Founded in 2012 by Swiss artist Benjamin Füglister, the CAP Prize announces once a year, five winners whose work showcases the African continent or her diaspora. The Prize aims “to raise the profile of African photography and encourage a rethinking of the image of Africa”.
“On 7 November 2018 we will open the 8th cycle of the CAP Prize and we are very excited to see how far African photography will go in 2019,” says Füglister.
Phumzile Khanyile. From the series, ‘Plastic Crowns’. 1280px_RGB. Courtesy of the CAPPrize
The winners this year featured a range of content spanning a multitude of pertinent issues facing Africa and her people – Khanyile and Boyiazis dissect and draw attention to the strict gender roles present in traditional cultures in South Africa and Zanzibar. Ismaili challenges the clichéd popular images of Casablanca, Morocco, as he documents a feature on the city he calls home.
Tommaso Fiscaletti & Nic Grobler explore the existential relationship between humans and nature. And lastly, Paul Botes documents the far reaching effects of the Marikana massacre that occurred in South Africa in 2012, exposing what he called “the most lethal use of force by South African police since the 1960 Sharpeville massacre, and served as a brutal reawakening for post-apartheid SA”.
Paul Botes. From the series, ‘Marikana – The Aftermath’. 1280px_RGB. Courtesy of CAPPrize
Tomaso Fiscaletti & Nic Gobler. From the series, ‘Hemelliggaam’ or ‘The Attempt to be Here Now’. 1280px_RGB. Courtesy of CAPPrize
“We are very happy that this year’s winners present a wide variety of photographic styles and techniques. We see documentary photography, street photography, photojournalism, experimental photography and conceptual photography. This variety makes the winners exhibition cycle – which will start with a show at Encuentros Abiertos in Buenos Aires, Argentina – especially appealing to the audience.
The winners are rewarded with global exposure at major international photography exhibitions like Lagos Photo, Valango Festival in Brazil and Kerkena01 in Tunis. Apart from featuring in international media, each of the five winners have the opportunity to participate in an artist residency.
Yassine Alaoui Ismaili. From the series, ‘Casablanca Not the Movie’. 1280px_RGB. Courtesy of CAPPrize
The five prize winners are chosen by an international panel of 23 judges and selected from a shortlist of 25 artists. This year the jury included Azu Nwagbogu, director of Lagos Photo Festival, Nigeria; Lekgetho James Makola, director of Market PhotoWorkshop, South Africa; Jeanne Mercier, curator and editor of Afrique in Visu, France; Yumi Goto, curator and director of Reminders Photography Stronghold, Japan; Shahidul Alam, photographer and director of Chobi Mela, Bangladesh; Peter DiCampo, photographer and co-founder of Everyday Africa, USA; and British Journal of Photography editor, Simon Bainbridge.

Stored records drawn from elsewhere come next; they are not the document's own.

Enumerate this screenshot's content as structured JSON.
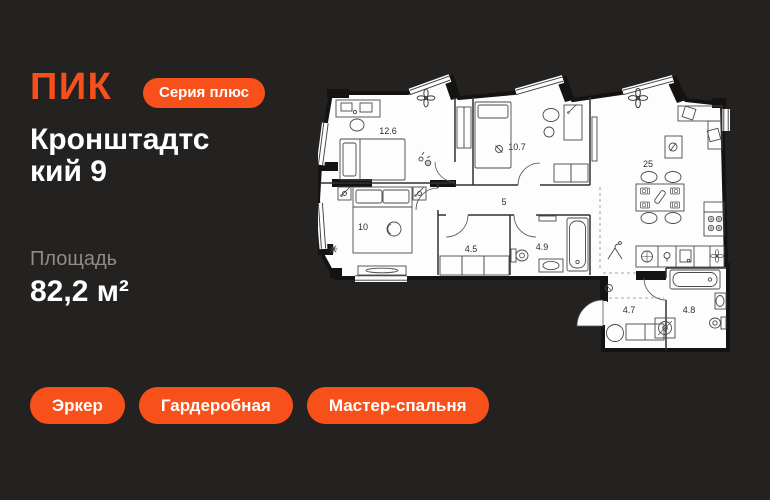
{
  "colors": {
    "accent": "#F8501A",
    "background": "#242220",
    "plan_paper": "#FDFDFD"
  },
  "header": {
    "logo": "ПИК",
    "series_badge": "Серия плюс"
  },
  "listing": {
    "title_line1": "Кронштадтс",
    "title_line2": "кий 9",
    "area_label": "Площадь",
    "area_value": "82,2 м²"
  },
  "tags": [
    {
      "label": "Эркер"
    },
    {
      "label": "Гардеробная"
    },
    {
      "label": "Мастер-спальня"
    }
  ],
  "floorplan": {
    "rooms": [
      {
        "name": "bedroom-1",
        "area": "12.6"
      },
      {
        "name": "bedroom-2",
        "area": "10.7"
      },
      {
        "name": "corridor",
        "area": "5"
      },
      {
        "name": "master-bedroom",
        "area": "10"
      },
      {
        "name": "wardrobe",
        "area": "4.5"
      },
      {
        "name": "bathroom",
        "area": "4.9"
      },
      {
        "name": "living-kitchen",
        "area": "25"
      },
      {
        "name": "entrance-hall",
        "area": "4.7"
      },
      {
        "name": "bathroom-2",
        "area": "4.8"
      }
    ]
  }
}
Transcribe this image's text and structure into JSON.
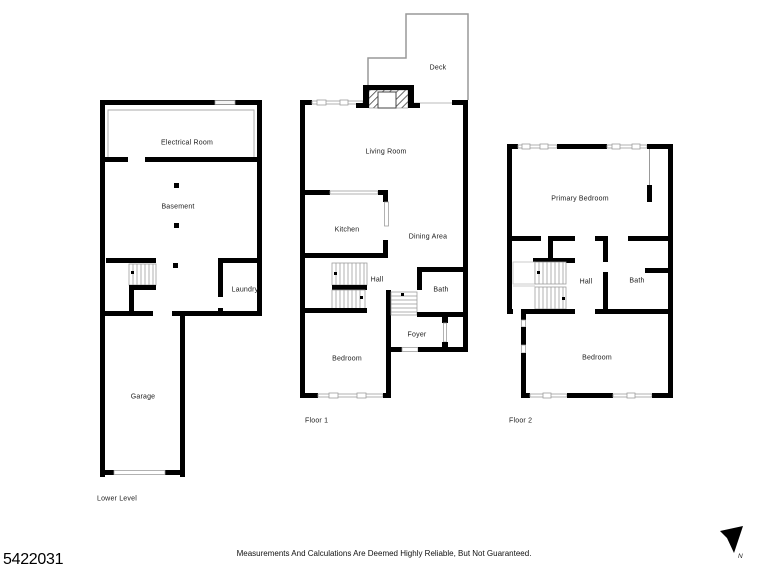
{
  "floors": {
    "lower_level": {
      "label": "Lower Level",
      "rooms": {
        "electrical_room": "Electrical Room",
        "basement": "Basement",
        "laundry": "Laundry",
        "garage": "Garage"
      }
    },
    "floor_1": {
      "label": "Floor 1",
      "rooms": {
        "deck": "Deck",
        "living_room": "Living Room",
        "kitchen": "Kitchen",
        "dining_area": "Dining Area",
        "hall": "Hall",
        "bath": "Bath",
        "foyer": "Foyer",
        "bedroom": "Bedroom"
      }
    },
    "floor_2": {
      "label": "Floor 2",
      "rooms": {
        "primary_bedroom": "Primary Bedroom",
        "hall": "Hall",
        "bath": "Bath",
        "bedroom": "Bedroom"
      }
    }
  },
  "footer": {
    "mls_number": "5422031",
    "disclaimer": "Measurements And Calculations Are Deemed Highly Reliable, But Not Guaranteed.",
    "compass_label": "N"
  },
  "colors": {
    "wall": "#000000",
    "thin_line": "#999999",
    "background": "#ffffff",
    "text": "#1a1a1a"
  }
}
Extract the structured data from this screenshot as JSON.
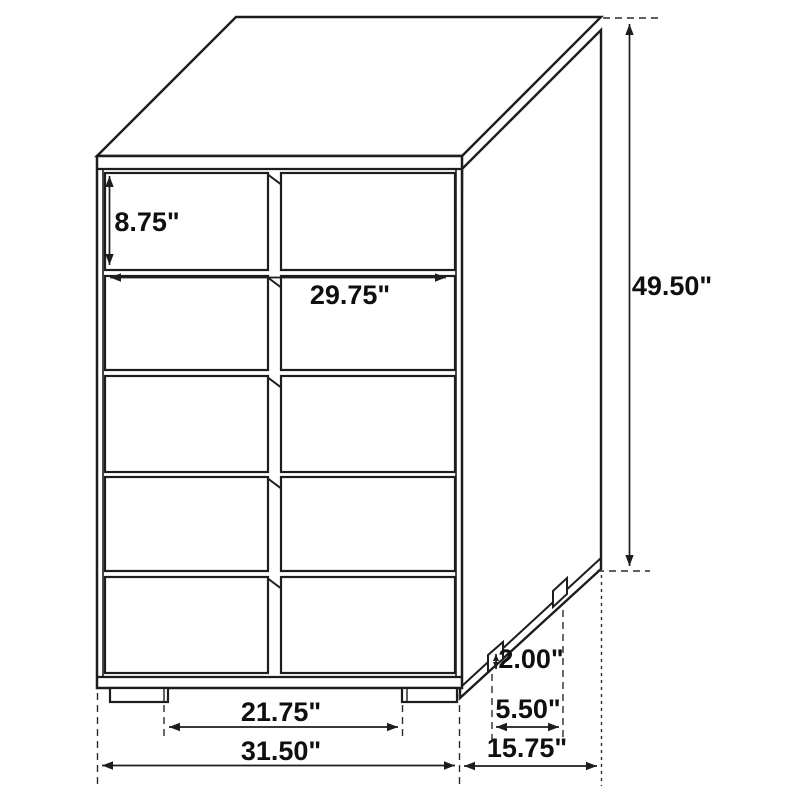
{
  "diagram": {
    "object": "chest-of-drawers",
    "unit": "inches",
    "drawer_rows": 5,
    "drawer_columns": 2,
    "line_color": "#1d1d1d",
    "text_color": "#0f0f0f",
    "dimensions": {
      "top_drawer_height": "8.75\"",
      "drawer_width": "29.75\"",
      "overall_height": "49.50\"",
      "leg_height": "2.00\"",
      "side_leg_spacing": "5.50\"",
      "front_leg_span": "21.75\"",
      "overall_width": "31.50\"",
      "overall_depth": "15.75\""
    }
  }
}
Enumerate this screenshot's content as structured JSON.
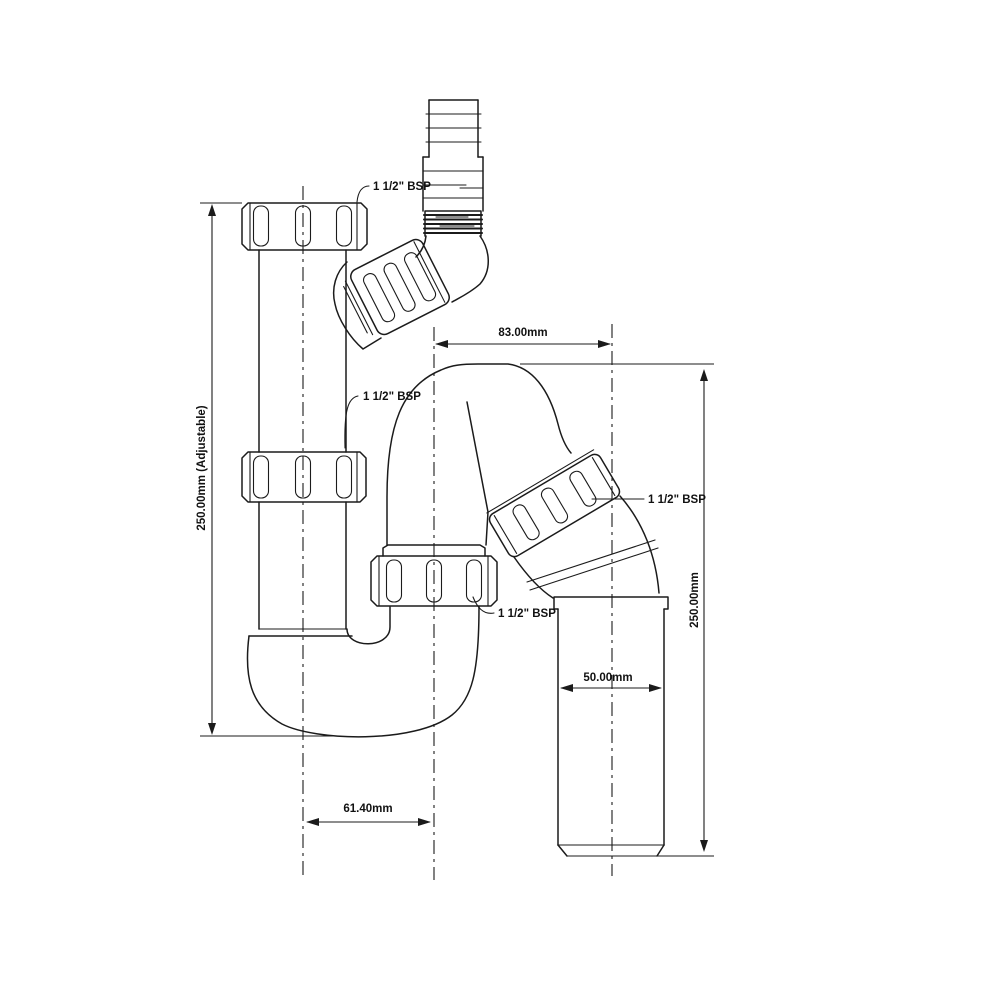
{
  "drawing": {
    "type": "technical-line-drawing",
    "subject": "tubular swivel trap with flexible hose inlet and telescopic adjustment",
    "colors": {
      "line": "#1b1b1b",
      "background": "#ffffff"
    },
    "labels": {
      "bsp_top": "1 1/2\" BSP",
      "bsp_inlet": "1 1/2\" BSP",
      "bsp_outlet": "1 1/2\" BSP",
      "bsp_trap_union": "1 1/2\" BSP"
    },
    "dimensions": {
      "top_width": "83.00mm",
      "left_height": "250.00mm (Adjustable)",
      "right_height": "250.00mm",
      "outlet_diameter": "50.00mm",
      "trap_centres": "61.40mm"
    }
  }
}
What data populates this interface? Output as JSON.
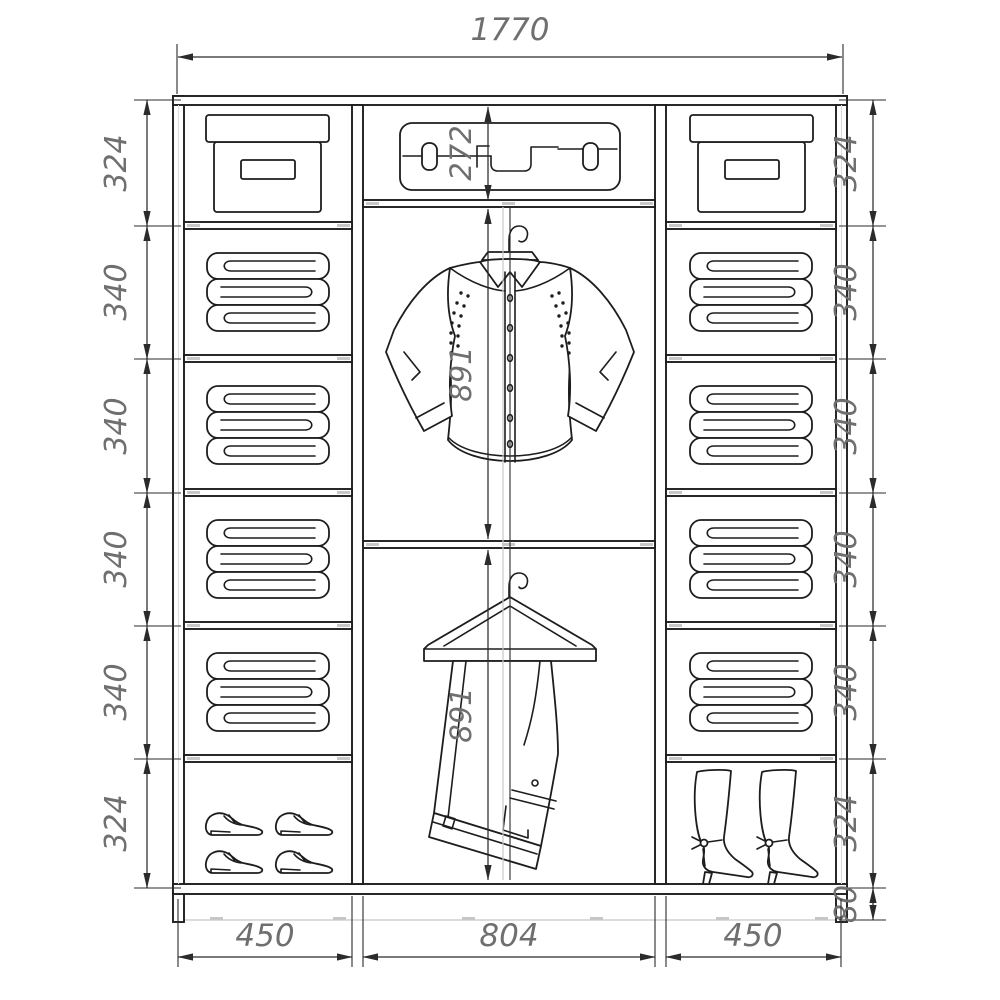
{
  "dims": {
    "total_width": "1770",
    "left": [
      "324",
      "340",
      "340",
      "340",
      "340",
      "324"
    ],
    "right": [
      "324",
      "340",
      "340",
      "340",
      "340",
      "324"
    ],
    "plinth": "80",
    "bottom": [
      "450",
      "804",
      "450"
    ],
    "middle_top": "272",
    "middle_upper": "891",
    "middle_lower": "891"
  },
  "sections": {
    "left_column": [
      "storage-box",
      "folded-linen",
      "folded-linen",
      "folded-linen",
      "folded-linen",
      "shoes"
    ],
    "middle_column": [
      "suitcase-shelf",
      "shirt-on-hanger",
      "trousers-on-hanger"
    ],
    "right_column": [
      "storage-box",
      "folded-linen",
      "folded-linen",
      "folded-linen",
      "folded-linen",
      "boots"
    ]
  },
  "colors": {
    "line": "#1d1d1d",
    "dim_line": "#2b2b2b",
    "dim_text": "#6f6f6f",
    "construction": "#c7c7c7",
    "background": "#ffffff"
  }
}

“We advise our geographically and professionally varying panel of judges to consider technical criteria such as colour and lighting, visual criteria such as visual impact or choice of view point and of course the general characteristics like originality or photographic vision. In general, it is advisable to be as accurate and thorough as possible in all three fields of criteria to successfully compete with our approximated 800 submissions annually,” says Füglister.